Why? Software automation, a core tenet of the Fourth Industrial Revolution (FIR) represents a ‘fundamental change in the way we live, work and relate to one another’ and as then Minister for Digital, Matt Hancock said in 2017, represents ‘one of the greatest challenges we face, as a nation, and as a world’ (3). This is because FIR technologies like RPA, allow us to not only automate production, but also ‘knowledge’ (5). The effect of this, McKinsey predicts, is that 15% of the global workforce could be displaced by automation by 2030 and will need to retrain or risk being replaced by digital workers (robots) (7).
The challenge, as highlighted by a 2017 IPPR report is the ‘impact of automation inequality will depend on the skill level of the new jobs created and individual’s ability to access [these] opportunities’ (9). Additionally, the skills, ‘needed to take full advantage of the automation economy are different from those that have been emphasised by Higher Education institutions in the past’ and ‘there is a global dearth of talent in this area’ (5). The problem here, simply put, is that these skills are not being taught.
This paradox I have dubbed the ‘Automation Paradox’ in a recent essay for my MSt in Sustainability Leadership and it is this paradox that represents the sustainability challenge that Blue Prism For Good is looking to tackle in by focusing on educating the young people of today for the jobs of tomorrow.
Last year Blue Prism For Good sponsored the EYFoundation Smart Futures Programme in the UK and helped 10 young people from low-income families complete paid work experience with us over the summer. It was an incredible experience for everyone involved, despite the complexities COVID threw up; but most prominently it opened up my eyes as to the power of giving young people an opportunity for an immersive learning experience and the chance to meet like minded individuals. After winning EYF partner of the year, I was even more set to build upon this further and make it a lasting programme.
In 2021 we’ve gone even further and are sponsoring the EYFoundation Tech Smart futures programme alongside other organizations; we’ve also launched our first automation apprenticeship aimed at black and minority ethnic young people and we have 4 joining the internal automation team I lead in the summer. Finally, we’ve chosen The Good Things Foundation, an awesome charity that tackles digital exclusion in the UK and Australia, as our UK charity partner for the year.

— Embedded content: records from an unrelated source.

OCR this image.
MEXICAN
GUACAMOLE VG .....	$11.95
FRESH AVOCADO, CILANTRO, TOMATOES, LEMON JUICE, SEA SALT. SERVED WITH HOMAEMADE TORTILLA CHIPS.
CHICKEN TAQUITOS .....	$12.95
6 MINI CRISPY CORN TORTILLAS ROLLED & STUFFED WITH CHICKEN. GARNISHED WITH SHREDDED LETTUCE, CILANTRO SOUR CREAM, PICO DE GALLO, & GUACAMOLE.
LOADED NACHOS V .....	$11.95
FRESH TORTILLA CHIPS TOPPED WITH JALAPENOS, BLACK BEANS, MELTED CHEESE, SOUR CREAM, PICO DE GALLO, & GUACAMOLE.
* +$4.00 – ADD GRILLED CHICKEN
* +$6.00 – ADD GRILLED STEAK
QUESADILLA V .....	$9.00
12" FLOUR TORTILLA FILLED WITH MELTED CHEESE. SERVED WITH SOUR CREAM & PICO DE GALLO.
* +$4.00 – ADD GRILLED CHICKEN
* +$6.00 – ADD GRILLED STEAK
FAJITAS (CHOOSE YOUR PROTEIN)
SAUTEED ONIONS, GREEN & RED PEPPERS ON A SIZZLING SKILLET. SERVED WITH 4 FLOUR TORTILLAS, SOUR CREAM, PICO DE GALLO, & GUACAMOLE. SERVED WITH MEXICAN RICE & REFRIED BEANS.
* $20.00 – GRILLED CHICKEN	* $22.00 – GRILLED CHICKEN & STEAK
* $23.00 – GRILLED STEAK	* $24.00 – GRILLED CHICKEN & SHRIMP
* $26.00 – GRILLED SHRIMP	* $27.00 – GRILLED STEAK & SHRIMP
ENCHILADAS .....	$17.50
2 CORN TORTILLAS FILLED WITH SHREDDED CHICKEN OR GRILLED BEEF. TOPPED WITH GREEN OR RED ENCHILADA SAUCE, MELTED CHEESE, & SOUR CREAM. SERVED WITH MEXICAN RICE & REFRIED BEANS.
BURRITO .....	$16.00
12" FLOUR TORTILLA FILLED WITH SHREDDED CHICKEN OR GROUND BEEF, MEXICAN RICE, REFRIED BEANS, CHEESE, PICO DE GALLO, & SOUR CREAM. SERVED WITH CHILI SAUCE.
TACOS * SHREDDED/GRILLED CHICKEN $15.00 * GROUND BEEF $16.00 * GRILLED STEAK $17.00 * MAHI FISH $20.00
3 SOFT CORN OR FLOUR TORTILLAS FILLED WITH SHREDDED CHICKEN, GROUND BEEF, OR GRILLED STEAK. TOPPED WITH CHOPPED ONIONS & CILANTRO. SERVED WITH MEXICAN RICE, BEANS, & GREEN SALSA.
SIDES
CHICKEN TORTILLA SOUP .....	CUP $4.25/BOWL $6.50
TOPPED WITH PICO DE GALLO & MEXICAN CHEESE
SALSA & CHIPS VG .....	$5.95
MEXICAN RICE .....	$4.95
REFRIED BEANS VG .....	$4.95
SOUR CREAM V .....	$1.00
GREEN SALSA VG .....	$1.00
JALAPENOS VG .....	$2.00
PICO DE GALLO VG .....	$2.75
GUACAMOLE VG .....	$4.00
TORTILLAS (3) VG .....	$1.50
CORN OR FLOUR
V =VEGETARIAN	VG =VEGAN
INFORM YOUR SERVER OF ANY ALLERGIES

The hope is that by beginning to turn the fly wheel, to make opportunities specifically for those people most affected by the automation paradox and to promote the education and training of more and more people in the skills they need to thrive in tomorrow’s world – is absolutely the way to begin affirmatively overcoming the growing inequality that risks undermining the many benefits that automation could bring to society.
While I’m heartened to see some organizations taking up the charge on this battle alongside us here at Blue Prism; we urgently need governments, tech leaders and educators to recognise that this issue isn’t going to go away and is only going to get worse unless we recognise automation as a revolution, that needs to be managed appropriately. We need to teach the skills needed to thrive in this revolution to the future workforce of tomorrow - our young people - and we needed to start this yesterday.